Couper, si tu as de quoi remplacer. Baisser le budget étale l'agonie et garde un CPM dégradé dans ton compte. Si tu n'as pas de remplaçante prête, c'est ta production qu'il faut regarder, pas le réglage de ta campagne.
La fatigue peut-elle venir de l'audience et pas de la créa ?
Oui, et ça se voit à la fréquence. Si elle est haute, ton pool est épuisé et il te faut du concept neuf ou de l'audience fraîche. Si elle est basse alors que la performance décroche, cherche du côté de la similarité entre tes créas : Meta compresse ce qu'il identifie comme des quasi-doublons.
Combien de temps avant de pouvoir juger une créa ?
Attends d'avoir accumulé de quoi lire une centaine de clics, et compare à J+3 plutôt qu'à J+0, puisque le pic de performance arrive autour de 72 heures. Juger avant, c'est lire du bruit.

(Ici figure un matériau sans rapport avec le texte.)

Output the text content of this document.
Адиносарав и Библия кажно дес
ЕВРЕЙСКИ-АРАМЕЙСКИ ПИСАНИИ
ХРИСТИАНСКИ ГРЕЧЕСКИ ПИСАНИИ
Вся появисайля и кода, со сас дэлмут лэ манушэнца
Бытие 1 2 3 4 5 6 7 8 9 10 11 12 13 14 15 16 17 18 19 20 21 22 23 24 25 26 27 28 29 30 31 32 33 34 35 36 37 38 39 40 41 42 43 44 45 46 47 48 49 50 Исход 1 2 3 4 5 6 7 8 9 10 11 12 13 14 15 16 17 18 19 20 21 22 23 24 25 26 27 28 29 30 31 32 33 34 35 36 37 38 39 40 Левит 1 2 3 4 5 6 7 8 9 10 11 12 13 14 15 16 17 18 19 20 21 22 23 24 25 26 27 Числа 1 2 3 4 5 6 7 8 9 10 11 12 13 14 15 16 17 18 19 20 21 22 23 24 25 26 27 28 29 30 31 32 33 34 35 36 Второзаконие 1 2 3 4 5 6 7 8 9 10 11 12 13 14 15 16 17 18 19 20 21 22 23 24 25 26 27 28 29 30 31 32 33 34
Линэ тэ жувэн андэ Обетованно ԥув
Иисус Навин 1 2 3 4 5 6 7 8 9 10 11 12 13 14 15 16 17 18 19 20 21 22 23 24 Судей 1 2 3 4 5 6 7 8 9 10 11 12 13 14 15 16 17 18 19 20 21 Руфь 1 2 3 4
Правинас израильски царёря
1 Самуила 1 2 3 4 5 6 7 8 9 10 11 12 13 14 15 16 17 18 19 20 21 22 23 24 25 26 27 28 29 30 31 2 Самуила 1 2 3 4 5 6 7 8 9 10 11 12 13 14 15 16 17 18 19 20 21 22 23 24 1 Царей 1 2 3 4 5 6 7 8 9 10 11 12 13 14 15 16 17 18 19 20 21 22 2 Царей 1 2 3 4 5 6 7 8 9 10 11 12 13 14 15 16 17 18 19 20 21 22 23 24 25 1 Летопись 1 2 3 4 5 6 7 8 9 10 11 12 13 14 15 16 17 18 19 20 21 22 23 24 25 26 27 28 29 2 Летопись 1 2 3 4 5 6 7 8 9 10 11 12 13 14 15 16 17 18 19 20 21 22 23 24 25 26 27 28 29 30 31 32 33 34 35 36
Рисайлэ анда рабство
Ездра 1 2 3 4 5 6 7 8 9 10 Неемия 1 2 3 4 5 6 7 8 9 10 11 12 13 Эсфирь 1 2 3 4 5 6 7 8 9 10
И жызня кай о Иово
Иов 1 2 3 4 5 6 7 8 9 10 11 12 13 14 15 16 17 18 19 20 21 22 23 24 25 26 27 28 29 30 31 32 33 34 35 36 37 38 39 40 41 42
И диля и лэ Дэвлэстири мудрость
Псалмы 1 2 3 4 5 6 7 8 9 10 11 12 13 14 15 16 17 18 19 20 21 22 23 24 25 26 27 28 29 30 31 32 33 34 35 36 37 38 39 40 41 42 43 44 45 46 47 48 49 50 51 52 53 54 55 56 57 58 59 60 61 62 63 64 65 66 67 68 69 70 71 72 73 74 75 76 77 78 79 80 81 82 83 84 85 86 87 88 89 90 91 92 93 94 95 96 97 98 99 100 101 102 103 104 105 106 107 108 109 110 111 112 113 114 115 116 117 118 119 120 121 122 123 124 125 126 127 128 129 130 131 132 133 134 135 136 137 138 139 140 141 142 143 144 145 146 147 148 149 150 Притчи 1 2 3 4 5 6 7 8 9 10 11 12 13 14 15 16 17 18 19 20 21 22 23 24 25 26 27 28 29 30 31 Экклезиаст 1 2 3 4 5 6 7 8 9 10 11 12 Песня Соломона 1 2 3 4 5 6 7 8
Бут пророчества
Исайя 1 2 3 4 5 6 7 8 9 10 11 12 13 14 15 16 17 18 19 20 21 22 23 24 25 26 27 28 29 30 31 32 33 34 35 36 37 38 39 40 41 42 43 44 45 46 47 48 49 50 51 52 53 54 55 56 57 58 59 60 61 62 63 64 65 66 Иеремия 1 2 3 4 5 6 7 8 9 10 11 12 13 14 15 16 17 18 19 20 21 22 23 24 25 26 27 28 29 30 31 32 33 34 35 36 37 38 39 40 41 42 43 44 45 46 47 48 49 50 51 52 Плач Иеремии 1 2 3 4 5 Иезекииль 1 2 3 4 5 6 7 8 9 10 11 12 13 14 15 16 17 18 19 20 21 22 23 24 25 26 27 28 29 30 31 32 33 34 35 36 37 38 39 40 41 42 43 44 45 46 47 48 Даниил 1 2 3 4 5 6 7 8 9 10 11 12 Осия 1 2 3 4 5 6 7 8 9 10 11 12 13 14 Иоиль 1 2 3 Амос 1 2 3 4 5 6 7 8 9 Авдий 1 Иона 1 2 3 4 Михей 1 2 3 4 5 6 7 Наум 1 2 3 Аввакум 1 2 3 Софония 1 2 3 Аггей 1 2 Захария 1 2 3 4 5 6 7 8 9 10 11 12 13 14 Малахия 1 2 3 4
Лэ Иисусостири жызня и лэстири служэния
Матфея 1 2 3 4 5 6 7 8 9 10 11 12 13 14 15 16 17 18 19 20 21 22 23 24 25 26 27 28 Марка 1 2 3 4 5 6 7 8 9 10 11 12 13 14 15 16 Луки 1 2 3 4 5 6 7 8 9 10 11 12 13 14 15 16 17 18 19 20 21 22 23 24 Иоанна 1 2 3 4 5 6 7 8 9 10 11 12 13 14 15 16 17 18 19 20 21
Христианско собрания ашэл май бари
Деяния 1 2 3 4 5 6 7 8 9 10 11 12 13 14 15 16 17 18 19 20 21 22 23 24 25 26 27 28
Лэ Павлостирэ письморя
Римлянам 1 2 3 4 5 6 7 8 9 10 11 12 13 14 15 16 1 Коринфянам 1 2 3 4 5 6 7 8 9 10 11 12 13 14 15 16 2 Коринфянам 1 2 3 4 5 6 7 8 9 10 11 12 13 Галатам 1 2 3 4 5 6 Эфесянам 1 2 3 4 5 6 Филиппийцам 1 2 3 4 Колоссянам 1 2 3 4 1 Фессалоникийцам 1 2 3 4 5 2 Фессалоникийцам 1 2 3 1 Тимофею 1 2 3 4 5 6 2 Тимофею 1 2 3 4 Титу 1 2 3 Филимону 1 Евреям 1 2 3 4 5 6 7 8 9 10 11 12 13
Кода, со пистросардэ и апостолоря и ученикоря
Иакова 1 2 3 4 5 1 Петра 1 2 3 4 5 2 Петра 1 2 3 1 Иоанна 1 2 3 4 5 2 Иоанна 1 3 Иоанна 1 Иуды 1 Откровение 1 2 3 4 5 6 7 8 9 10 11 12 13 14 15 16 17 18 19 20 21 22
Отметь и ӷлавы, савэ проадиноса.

Le seuil ne vaut que ce que vaut ton stock
Détecter la creative fatigue n'a rien de sorcier. Deux statuts dans une colonne que tu ignorais, trois métriques lues sur deux fenêtres, une baseline à J+3, un spend plancher. Tu montes cette vue en dix minutes.
Le reste dépend de ce que tu as en stock. Le protocole prend de la valeur le jour où le signal déclenche une action, et l'action c'est une créa neuve en ligne dans la semaine. Sans ça, tu regardes tes pubs mourir avec de meilleures données.